Размер шрифта
-
+

Амир. Часть VII - стр. 33

Олаф ещё раз задумчиво осмотрел нас и вздохнул, Фиса не выдержала:

– Да уж изрекай!

И последовал рассказ о предательстве всех, кого он мог и хотел любить. Олаф говорил, не двигаясь и не опуская глаз. Он родился горбатым, кривобоким, с левой ногой значительно короче правой и заячьей губой. Родители сразу продали его в цирк уродов, где матерью ему стала бородатая женщина.

– Да как же с бородой-то…

Олаф усмехнулся и перевёл взгляд на меня, видимо, как на образец постоянно меняющейся внешности:

– Люди бывают разные.

Фиса только сокрушенно покачала головой, но Мари не спускала с него глаз – её такими рассказами не удивить. А я окинула его взглядом – это он был горбатым и кривобоким?

– Я выжил. И в возрасте двадцати лет решил посмотреть на свою семью. Отец погиб в войне с Польшей, мать горевала недолго, снова вышла замуж и уехала в имение нового мужа, всем заправляла сестра.

Подошёл к Фисе и убрал руки за спину.

– Ты ведьма, лекарка… знаешь, что бывает с беременной женщиной, когда она падает с лошади…

– Да какая ж дура-то, ребёночка небось сгубила!

– Выжил, это была моя мать.

– Так ты из-за энтого таким уродился…

– Она очень любила верхом скакать по рощам.

Первой его предала мать, он ей был не нужен – мешал весело проводить время. А потом предала сестра.

– Маришка уговорила меня остаться дома. Всё повторяла, что я её единственный родной человек, а потом продала местному колдуну.

– Силу он в тебе учуял! Рода всего Силу! У… стерва…

– Оказалось, что он сразу пришёл к Маришке, как только я вернулся.

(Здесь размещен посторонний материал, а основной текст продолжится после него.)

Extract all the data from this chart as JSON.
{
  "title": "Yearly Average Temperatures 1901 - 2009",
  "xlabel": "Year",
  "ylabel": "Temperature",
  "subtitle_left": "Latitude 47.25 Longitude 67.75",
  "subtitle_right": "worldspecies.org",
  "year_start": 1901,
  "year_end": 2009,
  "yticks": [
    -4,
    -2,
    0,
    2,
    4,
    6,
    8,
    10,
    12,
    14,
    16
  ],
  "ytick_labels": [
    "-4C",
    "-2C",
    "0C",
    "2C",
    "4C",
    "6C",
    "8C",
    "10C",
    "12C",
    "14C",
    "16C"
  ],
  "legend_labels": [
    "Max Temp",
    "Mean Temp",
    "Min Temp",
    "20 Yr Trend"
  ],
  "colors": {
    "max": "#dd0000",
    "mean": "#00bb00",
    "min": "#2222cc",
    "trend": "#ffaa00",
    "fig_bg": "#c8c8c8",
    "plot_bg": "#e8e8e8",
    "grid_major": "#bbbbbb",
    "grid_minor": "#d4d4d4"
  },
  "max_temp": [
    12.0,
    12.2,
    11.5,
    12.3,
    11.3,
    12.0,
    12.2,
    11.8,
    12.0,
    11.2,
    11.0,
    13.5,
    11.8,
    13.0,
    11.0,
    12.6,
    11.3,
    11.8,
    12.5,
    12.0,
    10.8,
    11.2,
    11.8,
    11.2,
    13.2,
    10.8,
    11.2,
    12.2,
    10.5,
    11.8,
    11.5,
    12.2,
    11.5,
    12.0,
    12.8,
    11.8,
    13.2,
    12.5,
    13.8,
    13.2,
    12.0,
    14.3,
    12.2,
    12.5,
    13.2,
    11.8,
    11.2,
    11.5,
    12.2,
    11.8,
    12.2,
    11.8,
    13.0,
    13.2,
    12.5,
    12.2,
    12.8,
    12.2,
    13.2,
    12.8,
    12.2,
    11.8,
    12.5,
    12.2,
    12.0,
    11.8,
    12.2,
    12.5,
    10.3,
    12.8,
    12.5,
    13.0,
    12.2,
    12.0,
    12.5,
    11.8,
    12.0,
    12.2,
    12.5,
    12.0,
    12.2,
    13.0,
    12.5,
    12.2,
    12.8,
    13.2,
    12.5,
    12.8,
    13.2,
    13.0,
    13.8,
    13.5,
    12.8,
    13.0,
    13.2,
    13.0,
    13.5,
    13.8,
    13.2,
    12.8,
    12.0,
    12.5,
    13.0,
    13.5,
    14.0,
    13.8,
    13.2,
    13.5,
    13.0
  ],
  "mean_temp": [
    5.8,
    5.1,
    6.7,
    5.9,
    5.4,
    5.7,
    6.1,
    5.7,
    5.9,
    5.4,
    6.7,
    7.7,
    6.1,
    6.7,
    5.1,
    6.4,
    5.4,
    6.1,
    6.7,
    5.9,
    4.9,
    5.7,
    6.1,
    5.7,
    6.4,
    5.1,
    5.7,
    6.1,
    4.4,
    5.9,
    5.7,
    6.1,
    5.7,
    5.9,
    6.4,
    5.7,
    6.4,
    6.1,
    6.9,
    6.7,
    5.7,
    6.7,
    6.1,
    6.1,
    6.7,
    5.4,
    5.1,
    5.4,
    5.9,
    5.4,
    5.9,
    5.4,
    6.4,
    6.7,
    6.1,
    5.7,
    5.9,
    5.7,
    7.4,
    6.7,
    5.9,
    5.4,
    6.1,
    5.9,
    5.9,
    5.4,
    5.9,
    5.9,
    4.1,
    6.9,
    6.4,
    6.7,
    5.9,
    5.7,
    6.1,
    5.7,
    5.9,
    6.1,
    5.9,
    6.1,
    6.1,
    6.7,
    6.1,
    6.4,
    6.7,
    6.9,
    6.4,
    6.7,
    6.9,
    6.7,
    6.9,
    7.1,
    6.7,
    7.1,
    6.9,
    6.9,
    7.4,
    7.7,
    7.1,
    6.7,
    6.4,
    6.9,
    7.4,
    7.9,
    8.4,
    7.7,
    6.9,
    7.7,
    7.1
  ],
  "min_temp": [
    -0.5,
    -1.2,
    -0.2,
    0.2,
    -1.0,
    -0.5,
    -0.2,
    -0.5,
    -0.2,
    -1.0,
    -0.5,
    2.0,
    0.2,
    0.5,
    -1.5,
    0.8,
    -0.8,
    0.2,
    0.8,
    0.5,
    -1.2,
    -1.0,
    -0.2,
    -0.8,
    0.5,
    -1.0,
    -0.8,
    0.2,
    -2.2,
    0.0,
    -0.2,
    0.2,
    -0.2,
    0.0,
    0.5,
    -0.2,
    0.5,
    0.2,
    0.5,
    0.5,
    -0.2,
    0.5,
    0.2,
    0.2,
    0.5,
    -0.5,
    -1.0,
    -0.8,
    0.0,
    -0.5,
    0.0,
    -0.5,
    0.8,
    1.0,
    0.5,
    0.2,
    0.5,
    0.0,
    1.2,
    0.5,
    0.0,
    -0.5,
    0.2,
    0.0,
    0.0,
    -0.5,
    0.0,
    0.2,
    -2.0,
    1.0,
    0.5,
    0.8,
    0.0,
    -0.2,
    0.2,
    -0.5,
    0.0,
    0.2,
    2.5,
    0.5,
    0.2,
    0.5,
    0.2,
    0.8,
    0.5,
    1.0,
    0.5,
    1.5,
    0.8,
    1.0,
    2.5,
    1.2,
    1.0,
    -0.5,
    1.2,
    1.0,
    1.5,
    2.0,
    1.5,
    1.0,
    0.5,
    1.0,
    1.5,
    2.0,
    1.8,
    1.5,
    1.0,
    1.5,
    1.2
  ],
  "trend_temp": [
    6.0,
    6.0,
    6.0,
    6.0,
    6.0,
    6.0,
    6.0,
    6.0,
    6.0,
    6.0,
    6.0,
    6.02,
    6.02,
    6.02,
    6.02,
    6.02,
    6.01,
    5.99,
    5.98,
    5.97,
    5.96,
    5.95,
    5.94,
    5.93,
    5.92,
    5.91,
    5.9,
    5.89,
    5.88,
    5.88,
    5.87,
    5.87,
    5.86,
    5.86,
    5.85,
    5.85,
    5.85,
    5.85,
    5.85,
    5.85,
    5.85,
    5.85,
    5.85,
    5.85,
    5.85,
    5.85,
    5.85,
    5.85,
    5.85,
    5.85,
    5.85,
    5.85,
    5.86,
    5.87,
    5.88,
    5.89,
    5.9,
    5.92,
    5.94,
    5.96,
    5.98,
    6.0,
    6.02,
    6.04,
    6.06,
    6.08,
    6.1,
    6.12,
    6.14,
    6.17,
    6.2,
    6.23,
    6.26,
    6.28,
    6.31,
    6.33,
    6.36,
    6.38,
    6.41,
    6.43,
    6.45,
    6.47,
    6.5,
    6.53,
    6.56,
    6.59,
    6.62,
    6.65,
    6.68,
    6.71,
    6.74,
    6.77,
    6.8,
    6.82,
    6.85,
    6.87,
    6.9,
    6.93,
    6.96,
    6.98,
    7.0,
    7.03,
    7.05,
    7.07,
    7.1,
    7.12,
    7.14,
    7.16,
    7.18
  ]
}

Олаф в полной тишине прошёлся по столовой, несколько раз поднимал глаза на планеты, потом решительно вздохнул и обратился ко мне:

– Рина, я был созданием своей матери и воспитанником цирка… никогда не верил, что смогу полюбить, такой не имеет права любить.

– Олаф, любовь…

Он не дал мне возможности договорить, спокойным голосом продолжил:

– У колдуна не получалось забрать мою Силу, что-то шло не так, ритуалы не действовали. Он обращался со мной хорошо, часто повторял, что я ему не слуга, а друг. У него была дочь – очень красивая девушка, тихая, всё с книгами какими-то уединялась, а я грамоты не знал.

Странно он сказал последнюю фразу, что-то она значит в его повествовании. Так и оказалось:

– Агнешка всё чаще со мной гуляла по берегу пруда, помогала по хозяйству… яблоки любила собирать.

– Погодь… не та ли Агнешка, волос такой, как седина?

– Она.

– Олесь… так она же…

– Агнешка была дочерью своего отца.

Я не выдержала и закрыла руками лицо – она его предала, по указанию отца заставила его себя полюбить и предала. Твёрдые пальцы убрали мои руки и Олаф жёстко произнёс:

– Рина, не переживай – от того Олеся ничего не осталось.

– Осталось! Ты остался! Душа твоя израненная!

Он резко встал с колена и отошёл к стене. Я хотела сказать ещё что-то, но Мари схватила меня за руку, а Фиса зашипела на Олафа:

– Что ты, что ты…

– Фиса, пусть говорит… я дышу. Мари, я дышу. Олаф, говори.

Тёмные глаза стали совсем чёрными, и он быстро сказал:

– Говорить особо нечего.

– Она вышла за тебя замуж?

– Да.

– И ты отдал ей Силу?

– Не успел… Агнешка всё говорила о любви, но не смогла меня поцеловать. Из петли меня достал Амир.

И вдруг жёсткая усмешка изменила всё лицо, оно стало похоже на маску ужаса в театре:

– Кровь Амира победила моё физическое уродство – клыки и когти ничто по сравнению с тем, каким я был в человеческом обличье.